ITUC年次労働組合権調査によると、2009年に殺害された労働組合員数は前年比30%増の101人だった。

全世界国際労働組合総連合の年次労働組合権調査によると、2009年には労働組合員殺害件数が激増し、前年比30%増の101件となった。6月9日に発表されたこの調査によって、世界経済危機が雇用に及ぼす影響の悪化に伴い、世界中で労働者の基本的権利に対する圧力が強まっていることも明らかになった。

殺害された101人の内訳は、コロンビア48人、グアテマラ16人、ホンジュラス12人、メキシコ6人、バングラデシュ6人、ブラジル4人、ドミニカ共和国3人、フィリピン3人、インド1人、イラク1人、ナイジェリア1人だった。コロンビアで殺された労働組合員のうち、22人が組合幹部、5人が女性で、過去数年同様に激しい攻撃が続いている。グアテマラとホンジュラスにおける暴力事件の増加も、ここ数年の傾向に従っていた。

今年の報告もまた、労働者の利益を守るために闘う労働組合員に対する侵害を幅広く記録しており、今回取り上げられた国は140カ国に上った。労働者は意見を主張するための手段を奪われていたり、雇用や身体上の安全に影響が及ぶことを恐れて発言しなかったりするため、そのほかにも未報告の侵害が数多くある。この調査は衝撃的な殺害事件とともに、嫌がらせ、脅迫、その他の形態の反組合的な迫害も詳しく報告している。

使用者は相変わらず、幅広く組合つぶしを画策したり圧力を加えたりしている。いくつかの国々では、企業が「労働組合を結成したり組合に加入したりすれば生産拠点を閉鎖あるいは移転する」と言って労働者を脅している。多くの場合、使用者は合法的な労働者代表との交渉にまったく応じようとせず、当局は何も措置を講じていない。「柔軟性」の向上や社会福祉制度の解体を狙って労働法が修正され、その結果、しばしば既存の労使関係制度に影響が及び、労働組合権が削減された。

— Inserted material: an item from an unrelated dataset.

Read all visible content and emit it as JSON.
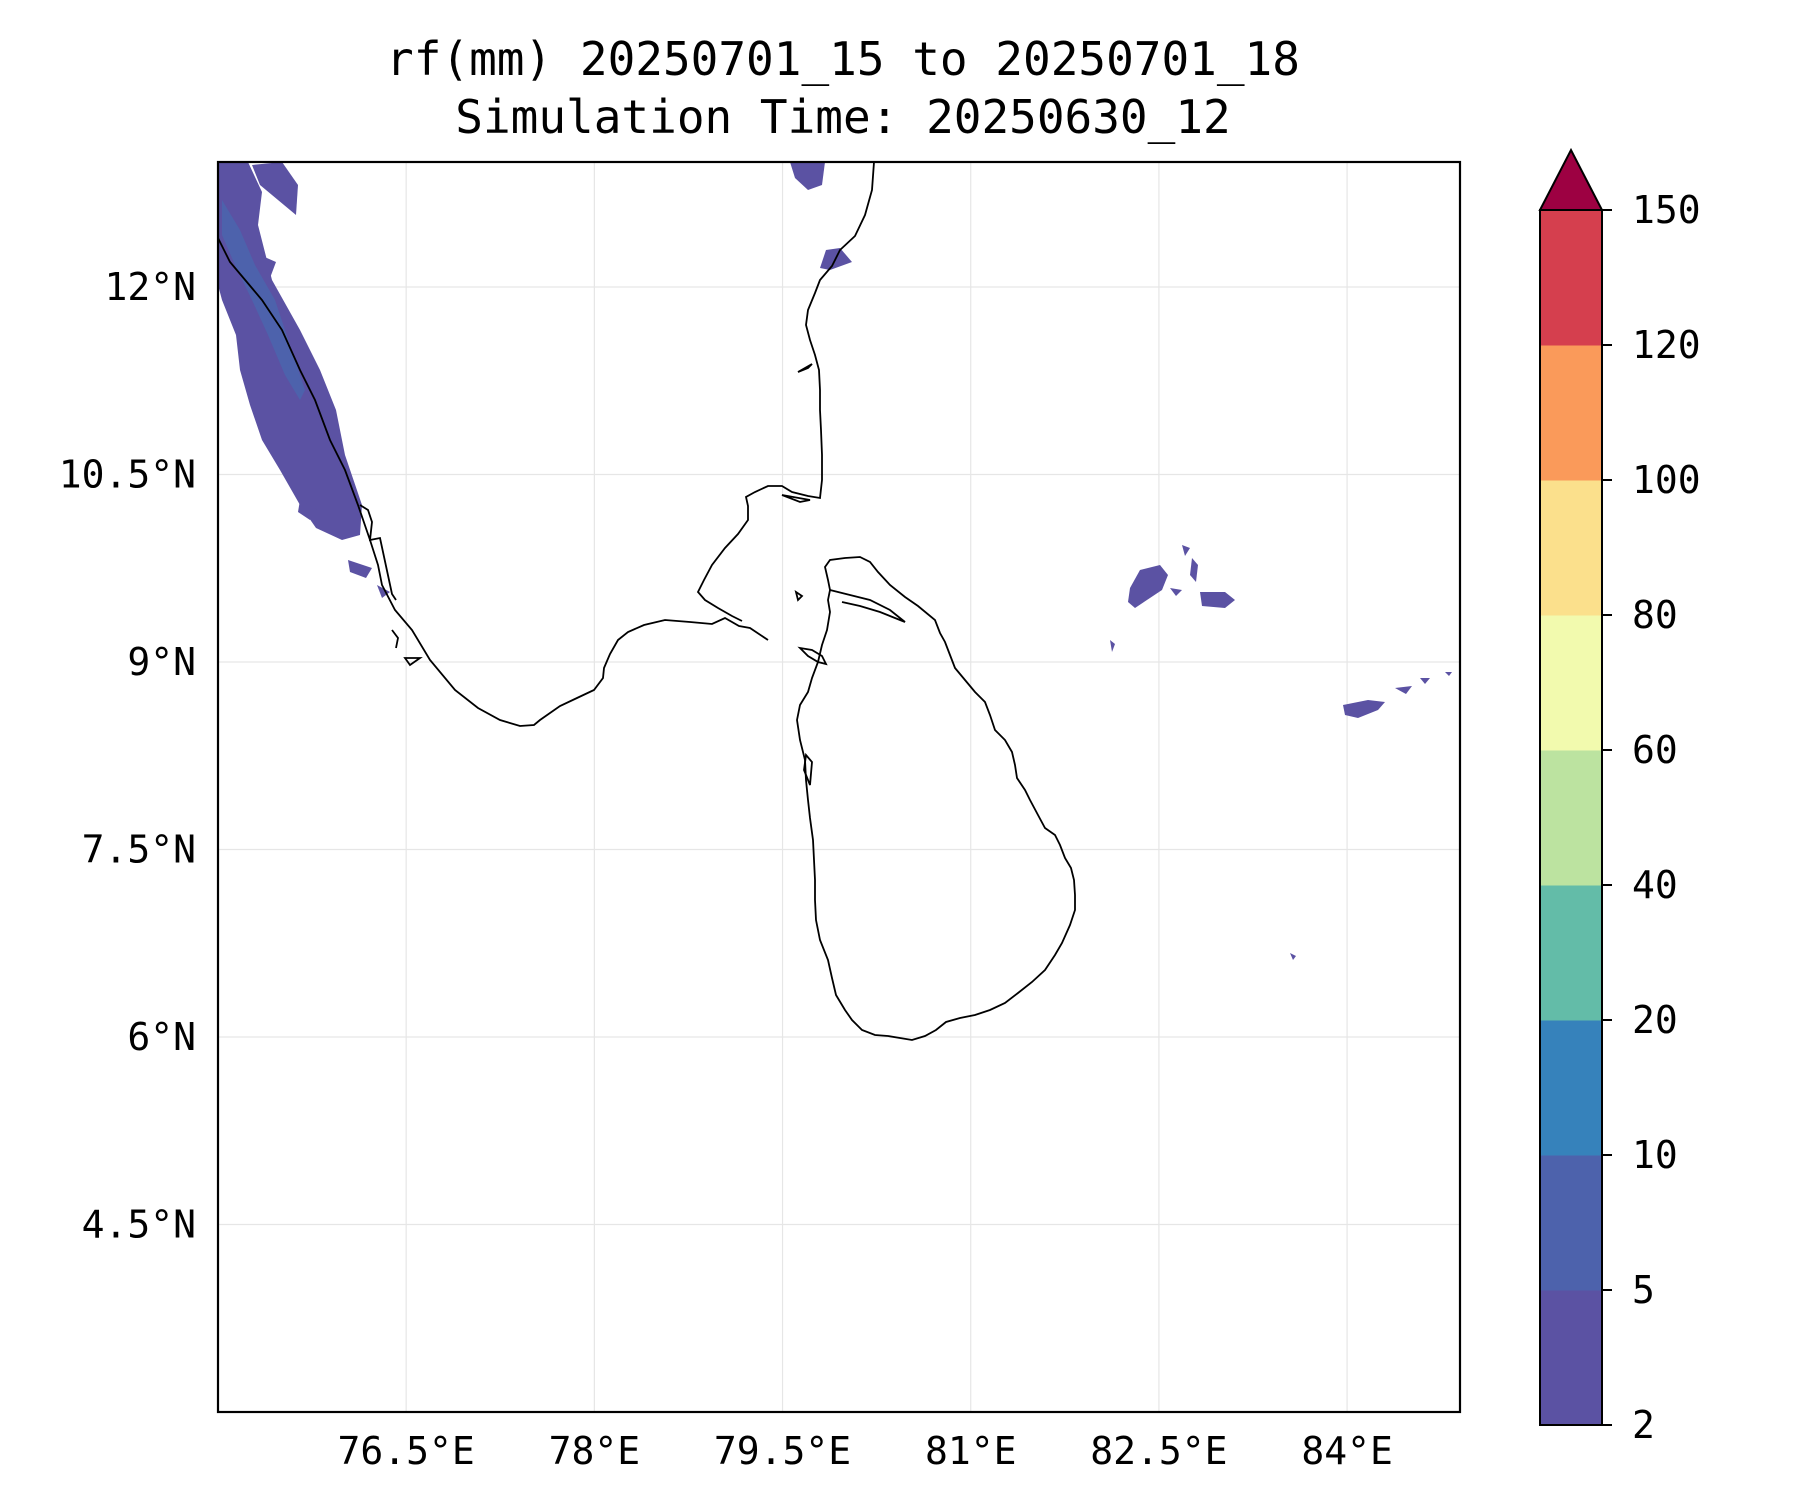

国際的に認知された労働基準の弱体化に伴い、ますます多くの労働者が不安定かつ脆弱な雇用に追い込まれており、今や世界の労働者の約半分が不安定雇用に就いている。最も被害の大きかった部門の多くは女性労働者の割合が高い。さらに、地域や産業を超えて不安定な雇用形態が増加した。これらの労働者は組織化や労働組合権の行使にあたって困難に直面しているが、これは労働市場で非常に弱い立場に置かれていることと直接関係がある。

このITUC報告書によると、2009年は団結権および団体交渉権に関するILO条約第98号の60周年に当たるが、カナダ、中国、インド、イラン、韓国、メキシコ、タイ、アメリカ、ベトナムといった国々は、この条約をまだ批准していない。したがって、世界の経済活動人口の約半分が同条約の適用を受けていない。

調査報告書全文を読むには:http://survey.ituc-csi.org

アフリカに関するプレスリリースを読むには:http://survey.ituc-csi.org/-Africa-.html

アジア太平洋に関するプレスリリースを読むには: http://survey.ituc-csi.org/-Asia-and-Pacific-.html

ヨーロッパに関するプレスリリースを読むには:http://survey.ituc-csi.org/-Europe-.html

中東に関するプレスリリースを読むには:http://survey.ituc-csi.org/-Middle-East-.html

南北アメリカに関するプレスリリースを読むには:http://survey.ituc-csi.org/-Americas-.html

[2010年6月10日――アニタ・ガードナー]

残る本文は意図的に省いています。